Actually, to power data exchanges in a meaningful and secure way and creating value, the only solution is to keep sovereignty over the processes and obviously the data itself.

Thus, which mechanisms could enable digital sovereignty?

Let us deep dive in the data exchanges and focus on two concepts, trust and interoperability.

To trust is "to believe that someone is good and honest and will not harm you, or that something is safe and reliable" (Cambridge Dictionary).

In the world of Data, trust is required between participants:

  • Are the participants (data provider, service provider, consumer) legitimate?

  • Will the data solely be used for the permitted purposes?

Trust is a pillar for the Economic boom of data sharing, but also a must-have to build connexions with partners keeping sovereignty over the data exchanged.

On the other hand, the interoperability is “the degree to which two products, programs, etc. can be used together, or the quality of being able to be used together” (Cambridge dictionary)

Concerning data exchanges, the aim of interoperability is the ability to switch to another technology without any impact on the data flow and processes set up with some partners. Thus an organisation can use the service offering from one partner, but also another one without any disruption nor massive evolution to perform.

Interoperability can be involved in four different layers, as described by the European Interoperability Framework: legal, organisational, semantic, and technological. Being interoperable or implementing interoperable solutions is a way to keep sovereingty over data exchanges. But then, how could trust and interoperability being set up? Which concepts have to be deployed to ease sovereignty in digital data exchanges?

Gaia-X is providing a set of policies, standards and verifiable framework to do so, through the Gaia-X Compliance and the Gaia-X Technical Compatibility.
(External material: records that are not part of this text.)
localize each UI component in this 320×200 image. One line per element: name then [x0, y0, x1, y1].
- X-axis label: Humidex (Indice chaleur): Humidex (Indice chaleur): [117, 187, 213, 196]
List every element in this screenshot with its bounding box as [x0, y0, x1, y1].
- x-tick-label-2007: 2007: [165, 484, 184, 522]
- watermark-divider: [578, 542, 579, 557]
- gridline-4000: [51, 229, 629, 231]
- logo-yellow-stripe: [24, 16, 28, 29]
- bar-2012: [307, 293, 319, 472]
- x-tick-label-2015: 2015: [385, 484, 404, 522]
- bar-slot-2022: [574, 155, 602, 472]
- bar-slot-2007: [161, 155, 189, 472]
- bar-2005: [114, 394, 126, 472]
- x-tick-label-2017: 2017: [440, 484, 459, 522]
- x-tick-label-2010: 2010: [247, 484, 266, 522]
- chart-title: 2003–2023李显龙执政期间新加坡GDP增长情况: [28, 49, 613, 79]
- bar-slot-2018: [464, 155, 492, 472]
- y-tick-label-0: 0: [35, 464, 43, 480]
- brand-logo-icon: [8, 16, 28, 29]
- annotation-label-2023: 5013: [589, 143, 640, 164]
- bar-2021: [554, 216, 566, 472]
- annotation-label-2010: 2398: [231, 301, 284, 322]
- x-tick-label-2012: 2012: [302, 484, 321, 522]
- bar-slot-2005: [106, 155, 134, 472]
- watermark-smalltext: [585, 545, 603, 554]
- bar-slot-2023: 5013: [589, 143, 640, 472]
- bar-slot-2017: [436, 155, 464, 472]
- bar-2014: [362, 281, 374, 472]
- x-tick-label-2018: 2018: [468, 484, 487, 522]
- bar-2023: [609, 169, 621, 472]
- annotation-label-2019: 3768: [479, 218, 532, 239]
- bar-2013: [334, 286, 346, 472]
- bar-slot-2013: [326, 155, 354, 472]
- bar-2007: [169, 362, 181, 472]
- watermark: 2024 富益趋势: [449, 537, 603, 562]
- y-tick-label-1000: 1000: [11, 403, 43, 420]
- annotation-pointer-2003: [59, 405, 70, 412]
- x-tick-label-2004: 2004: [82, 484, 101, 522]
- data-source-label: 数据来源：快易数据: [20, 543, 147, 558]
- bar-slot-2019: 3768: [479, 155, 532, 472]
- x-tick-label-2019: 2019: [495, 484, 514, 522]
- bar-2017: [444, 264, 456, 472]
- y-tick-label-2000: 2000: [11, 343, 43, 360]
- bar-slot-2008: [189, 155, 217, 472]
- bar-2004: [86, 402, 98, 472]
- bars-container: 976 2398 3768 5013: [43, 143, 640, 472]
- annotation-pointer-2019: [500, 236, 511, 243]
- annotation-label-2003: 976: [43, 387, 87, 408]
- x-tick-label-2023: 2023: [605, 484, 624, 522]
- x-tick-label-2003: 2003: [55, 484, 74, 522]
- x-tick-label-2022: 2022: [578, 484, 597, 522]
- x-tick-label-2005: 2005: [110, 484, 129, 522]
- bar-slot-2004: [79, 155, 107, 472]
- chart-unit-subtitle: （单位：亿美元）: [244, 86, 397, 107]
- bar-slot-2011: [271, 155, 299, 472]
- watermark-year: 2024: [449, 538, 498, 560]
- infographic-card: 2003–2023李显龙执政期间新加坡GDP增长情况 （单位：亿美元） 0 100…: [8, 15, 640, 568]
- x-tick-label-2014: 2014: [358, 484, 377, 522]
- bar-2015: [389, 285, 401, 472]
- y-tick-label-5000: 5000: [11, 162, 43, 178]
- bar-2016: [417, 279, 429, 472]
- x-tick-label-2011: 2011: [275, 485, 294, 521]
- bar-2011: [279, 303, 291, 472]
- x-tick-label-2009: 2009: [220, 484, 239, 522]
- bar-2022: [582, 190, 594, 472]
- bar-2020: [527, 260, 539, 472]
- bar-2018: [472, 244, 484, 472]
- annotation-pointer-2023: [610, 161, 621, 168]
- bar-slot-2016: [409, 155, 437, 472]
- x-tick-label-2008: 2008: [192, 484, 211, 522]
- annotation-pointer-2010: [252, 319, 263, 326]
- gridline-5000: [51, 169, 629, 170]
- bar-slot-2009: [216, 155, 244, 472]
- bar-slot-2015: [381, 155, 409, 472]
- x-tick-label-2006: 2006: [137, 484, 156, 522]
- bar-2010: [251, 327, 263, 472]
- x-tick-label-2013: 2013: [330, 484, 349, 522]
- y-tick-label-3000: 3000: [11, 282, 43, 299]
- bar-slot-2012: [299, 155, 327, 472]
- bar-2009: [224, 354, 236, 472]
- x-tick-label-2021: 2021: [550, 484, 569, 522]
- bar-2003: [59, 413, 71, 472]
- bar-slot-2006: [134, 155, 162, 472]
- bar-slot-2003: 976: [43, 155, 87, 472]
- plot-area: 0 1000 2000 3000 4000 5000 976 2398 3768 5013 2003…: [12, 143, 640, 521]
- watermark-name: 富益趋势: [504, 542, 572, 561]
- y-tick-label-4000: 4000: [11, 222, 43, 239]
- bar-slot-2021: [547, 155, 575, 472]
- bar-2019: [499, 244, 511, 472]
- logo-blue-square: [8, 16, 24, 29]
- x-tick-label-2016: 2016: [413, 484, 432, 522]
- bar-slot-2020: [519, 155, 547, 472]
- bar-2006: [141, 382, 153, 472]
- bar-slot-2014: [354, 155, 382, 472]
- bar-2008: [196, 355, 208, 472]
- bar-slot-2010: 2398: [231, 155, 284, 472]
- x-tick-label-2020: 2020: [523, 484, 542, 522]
The Gaia-X Compliance ensures that data providers, consumers, and digital infrastructures for example adhere to principles of transparency, data protection, security, and European sovereignty. The Gaia-X Compliance is bringing digital trust, impossible to temper, between partners focussing on legal and organisational interoperability.

The Gaia-X Technical Compatibility is a way to validate that organisations are using the same kind of technology and technical vocabulary, easing a switch to another solution if required, and thus interoperability on the semantic and technical sides.

Conclusion

In today data-driven and digital economy, trust and interoperability are the cornerstones of digital sovereignty. By ensuring secure, transparent, and seamless data exchanges, organisations can retain control over their data with confidence and flexibility while fostering innovation and collaboration, thanks to the framework provided by Gaia-X provides the framework.